The box from the attic contained an assortment of his daughter Leila’s birth and christening gifts, the delicate ones wrapped in pages of the Daily Mail from January 1982. Margaret Thatcher’s son was lost in the Sahara. Liverpool led Division One.
Roy took the newspaper pages downstairs, leaving their contents – a Flower Fairies cup, a Beatrix Potter bowl, a canteen of tiny silver spoons – on the landing in the box. He read the pages for two hours, ate breakfast late, decided to work from home, took the car to the filling station, had a big salad for lunch and sat down to wait for Andy Murray.
This meant watching Kvitova, the Czech defending women’s champion, who Roy had forgotten all about. To him she was one among a rotating cast of top female players with eastern European names who appeared, disappeared, and almost always sounded American when they spoke. Only one of them stood out just a little from the crowd, because she was Rory McIlroy’s girlfriend. Roy was pretty confident that her surname began with W.
Kvitova won easily. Roy tried to pay attention, imagining Lucy, his younger daughter, scolding him for only being interested in woman players if they were celebs. Such criticism would not have stuck to his father Don. He’d offered firm views about a wide range of female Wimbledon contestants for at least three decades. Most of his favoured players wore visible frilly knickers and always lost prettily in two sets. The rest were British and he backed them unconditionally, especially against opponents of whom he disapproved.
Roy recalled Don’s robust dislike of Billie Jean King for being too competitive, too brash and generally too American, a viewpoint Gwen had shared.
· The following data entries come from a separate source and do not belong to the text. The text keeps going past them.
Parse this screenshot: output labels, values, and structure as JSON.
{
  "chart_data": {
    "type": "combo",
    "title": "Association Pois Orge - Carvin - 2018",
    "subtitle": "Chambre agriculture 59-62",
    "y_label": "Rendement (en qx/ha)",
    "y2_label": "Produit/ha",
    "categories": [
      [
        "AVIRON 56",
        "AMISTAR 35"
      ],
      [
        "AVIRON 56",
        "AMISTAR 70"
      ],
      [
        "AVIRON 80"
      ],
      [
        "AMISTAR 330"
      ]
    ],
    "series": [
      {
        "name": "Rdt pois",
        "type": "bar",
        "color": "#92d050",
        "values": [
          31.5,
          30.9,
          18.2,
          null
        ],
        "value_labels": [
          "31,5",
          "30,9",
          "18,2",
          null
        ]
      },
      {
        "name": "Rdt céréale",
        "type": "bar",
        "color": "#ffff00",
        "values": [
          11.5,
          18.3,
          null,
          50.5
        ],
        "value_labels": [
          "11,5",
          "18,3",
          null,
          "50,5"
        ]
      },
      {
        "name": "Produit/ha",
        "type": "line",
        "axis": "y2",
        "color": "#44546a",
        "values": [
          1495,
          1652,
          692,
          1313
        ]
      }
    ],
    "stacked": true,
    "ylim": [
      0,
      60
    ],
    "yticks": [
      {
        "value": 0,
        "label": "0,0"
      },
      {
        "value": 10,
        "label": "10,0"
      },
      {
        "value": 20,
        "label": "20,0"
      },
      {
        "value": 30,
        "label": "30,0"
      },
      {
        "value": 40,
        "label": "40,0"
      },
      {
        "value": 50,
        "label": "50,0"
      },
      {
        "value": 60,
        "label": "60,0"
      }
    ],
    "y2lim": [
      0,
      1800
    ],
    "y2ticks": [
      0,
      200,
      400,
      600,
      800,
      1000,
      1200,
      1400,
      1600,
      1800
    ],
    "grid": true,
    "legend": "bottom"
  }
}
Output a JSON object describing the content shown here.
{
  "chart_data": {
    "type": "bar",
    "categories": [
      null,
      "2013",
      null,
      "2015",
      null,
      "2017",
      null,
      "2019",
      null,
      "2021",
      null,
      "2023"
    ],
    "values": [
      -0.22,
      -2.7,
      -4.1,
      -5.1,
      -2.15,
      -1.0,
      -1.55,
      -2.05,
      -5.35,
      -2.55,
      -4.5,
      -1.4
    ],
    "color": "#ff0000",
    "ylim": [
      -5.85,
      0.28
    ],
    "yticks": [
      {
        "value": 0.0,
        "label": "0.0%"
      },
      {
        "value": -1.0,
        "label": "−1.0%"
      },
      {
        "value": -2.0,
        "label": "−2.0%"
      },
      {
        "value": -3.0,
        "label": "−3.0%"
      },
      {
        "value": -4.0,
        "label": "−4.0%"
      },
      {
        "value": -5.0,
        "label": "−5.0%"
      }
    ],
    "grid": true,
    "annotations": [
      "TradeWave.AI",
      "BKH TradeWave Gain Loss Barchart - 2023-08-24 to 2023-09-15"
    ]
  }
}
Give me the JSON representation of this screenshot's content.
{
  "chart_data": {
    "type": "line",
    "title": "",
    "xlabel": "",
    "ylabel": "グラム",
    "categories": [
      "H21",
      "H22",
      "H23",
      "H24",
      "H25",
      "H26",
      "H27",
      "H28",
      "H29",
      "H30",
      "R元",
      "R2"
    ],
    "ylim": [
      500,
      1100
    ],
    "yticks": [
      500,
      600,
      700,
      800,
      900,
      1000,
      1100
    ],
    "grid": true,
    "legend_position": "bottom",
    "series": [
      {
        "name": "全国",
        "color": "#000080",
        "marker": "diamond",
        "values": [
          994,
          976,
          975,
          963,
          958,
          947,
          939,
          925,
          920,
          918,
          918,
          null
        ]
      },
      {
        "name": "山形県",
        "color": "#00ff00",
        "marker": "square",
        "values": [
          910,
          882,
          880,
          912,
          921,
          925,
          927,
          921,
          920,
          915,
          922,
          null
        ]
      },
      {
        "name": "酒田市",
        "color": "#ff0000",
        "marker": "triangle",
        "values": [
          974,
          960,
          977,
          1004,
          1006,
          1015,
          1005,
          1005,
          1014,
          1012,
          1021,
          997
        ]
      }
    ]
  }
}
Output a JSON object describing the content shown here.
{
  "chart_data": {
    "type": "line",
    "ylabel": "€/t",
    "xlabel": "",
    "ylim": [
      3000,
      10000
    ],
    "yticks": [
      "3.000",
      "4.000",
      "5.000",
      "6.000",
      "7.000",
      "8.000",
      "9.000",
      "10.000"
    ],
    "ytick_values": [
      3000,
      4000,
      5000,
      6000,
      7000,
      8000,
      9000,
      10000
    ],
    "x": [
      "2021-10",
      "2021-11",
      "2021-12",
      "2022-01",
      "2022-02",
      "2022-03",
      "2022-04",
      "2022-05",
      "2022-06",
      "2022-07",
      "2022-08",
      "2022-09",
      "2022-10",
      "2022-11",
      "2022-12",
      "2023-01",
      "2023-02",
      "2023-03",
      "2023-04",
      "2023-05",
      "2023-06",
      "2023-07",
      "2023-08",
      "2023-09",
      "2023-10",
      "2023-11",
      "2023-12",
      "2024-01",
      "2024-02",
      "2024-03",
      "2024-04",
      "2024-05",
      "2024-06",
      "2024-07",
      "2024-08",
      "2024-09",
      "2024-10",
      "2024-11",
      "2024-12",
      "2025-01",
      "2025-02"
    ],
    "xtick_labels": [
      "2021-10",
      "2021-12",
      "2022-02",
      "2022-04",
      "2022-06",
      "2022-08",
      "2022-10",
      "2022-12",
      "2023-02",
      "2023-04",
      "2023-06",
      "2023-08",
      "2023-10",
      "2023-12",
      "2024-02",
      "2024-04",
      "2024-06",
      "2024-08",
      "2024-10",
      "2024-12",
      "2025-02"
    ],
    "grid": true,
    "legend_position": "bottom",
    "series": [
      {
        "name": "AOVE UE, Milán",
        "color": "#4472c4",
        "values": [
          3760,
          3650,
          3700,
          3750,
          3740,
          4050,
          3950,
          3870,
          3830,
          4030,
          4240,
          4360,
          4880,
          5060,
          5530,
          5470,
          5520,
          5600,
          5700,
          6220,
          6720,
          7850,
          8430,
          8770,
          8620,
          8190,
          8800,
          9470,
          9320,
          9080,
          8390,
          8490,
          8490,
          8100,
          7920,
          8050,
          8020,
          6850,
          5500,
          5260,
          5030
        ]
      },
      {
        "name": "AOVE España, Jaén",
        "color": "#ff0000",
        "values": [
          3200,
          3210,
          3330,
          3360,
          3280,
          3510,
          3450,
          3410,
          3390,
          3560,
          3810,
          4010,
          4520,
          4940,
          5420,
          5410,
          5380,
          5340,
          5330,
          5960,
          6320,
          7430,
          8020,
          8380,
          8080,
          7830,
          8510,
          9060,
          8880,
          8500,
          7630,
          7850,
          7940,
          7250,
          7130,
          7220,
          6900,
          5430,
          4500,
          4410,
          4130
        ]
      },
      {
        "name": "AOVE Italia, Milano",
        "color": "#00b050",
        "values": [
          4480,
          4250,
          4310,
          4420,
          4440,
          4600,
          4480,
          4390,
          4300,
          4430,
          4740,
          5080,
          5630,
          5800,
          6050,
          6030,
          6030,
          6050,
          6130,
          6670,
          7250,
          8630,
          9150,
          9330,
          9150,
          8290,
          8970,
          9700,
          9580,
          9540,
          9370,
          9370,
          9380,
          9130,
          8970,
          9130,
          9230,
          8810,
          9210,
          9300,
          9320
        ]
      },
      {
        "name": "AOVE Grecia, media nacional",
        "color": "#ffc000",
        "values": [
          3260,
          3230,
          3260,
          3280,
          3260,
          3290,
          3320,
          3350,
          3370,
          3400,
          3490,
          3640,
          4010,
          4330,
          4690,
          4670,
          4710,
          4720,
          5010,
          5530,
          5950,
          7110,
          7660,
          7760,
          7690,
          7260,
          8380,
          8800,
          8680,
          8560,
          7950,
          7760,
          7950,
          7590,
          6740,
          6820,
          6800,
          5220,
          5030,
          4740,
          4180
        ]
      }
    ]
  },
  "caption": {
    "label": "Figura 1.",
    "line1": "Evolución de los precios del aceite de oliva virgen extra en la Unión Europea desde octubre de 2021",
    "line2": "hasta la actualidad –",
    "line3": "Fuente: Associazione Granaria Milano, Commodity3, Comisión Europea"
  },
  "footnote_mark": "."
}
They had greeted King’s defeat by Anne Jones in the Wimbledon ladies final of 1969 as a triumph for modest British pluck over pushy Yank vulgarity.
Many years later Kristie had mentioned to Roy that a short time before Jones’s great triumph eyebrows had been raised when she’d married a Birmingham businessman old enough to be her dad. Roy had remembered the BBC cameras alighting on him and thinking it was strange he was so old. He had no memory, though, of either Don or Gwen passing comment. Little had been said either about Virginia Wade, who won in 1977. Gwen: “She isn’t married, is she?” Don: “Isn’t she?”
Other unorthodoxies among lady champions had been received less equably. Navratilova had stirred in Don an uncomprehending moral outrage condensed in the barked dismissal, “Butch!” Navratilova’s rise to Queen Martina, darling of the Centre Court, had failed to moderate his No Surrender stance, even though it strained his alliance with Gwen. “Her personal life is her own business,” Gwen had firmly said one day and Don’s tail had retreated between his legs.
Roy recognised the breadth of Wimbledon’s appeal and that it was a bellwether of national attitudes, although he never thought of it in such terms. He was, in fact, more conscious, and acutely so, of the hopes and obligations it imposed on home players.
Tim Henman hadn’t managed to meet them – a measure of how impossibly high they were. Murray was better equipped as a player, but even as the Scot thrashed his first opponent at the All-England – in fact, because the thrashing was so sound – Roy feared the worst: Murray would never play that well again; he’d never hit those heights against the very best; he was bound to fall short and so ensure that the ratchet of longing for a home Wimbledon win would be wound up tighter still; pressure unasked for yet still imposed, and with it the threat of endless failure. Roy wasn’t sure he could cope.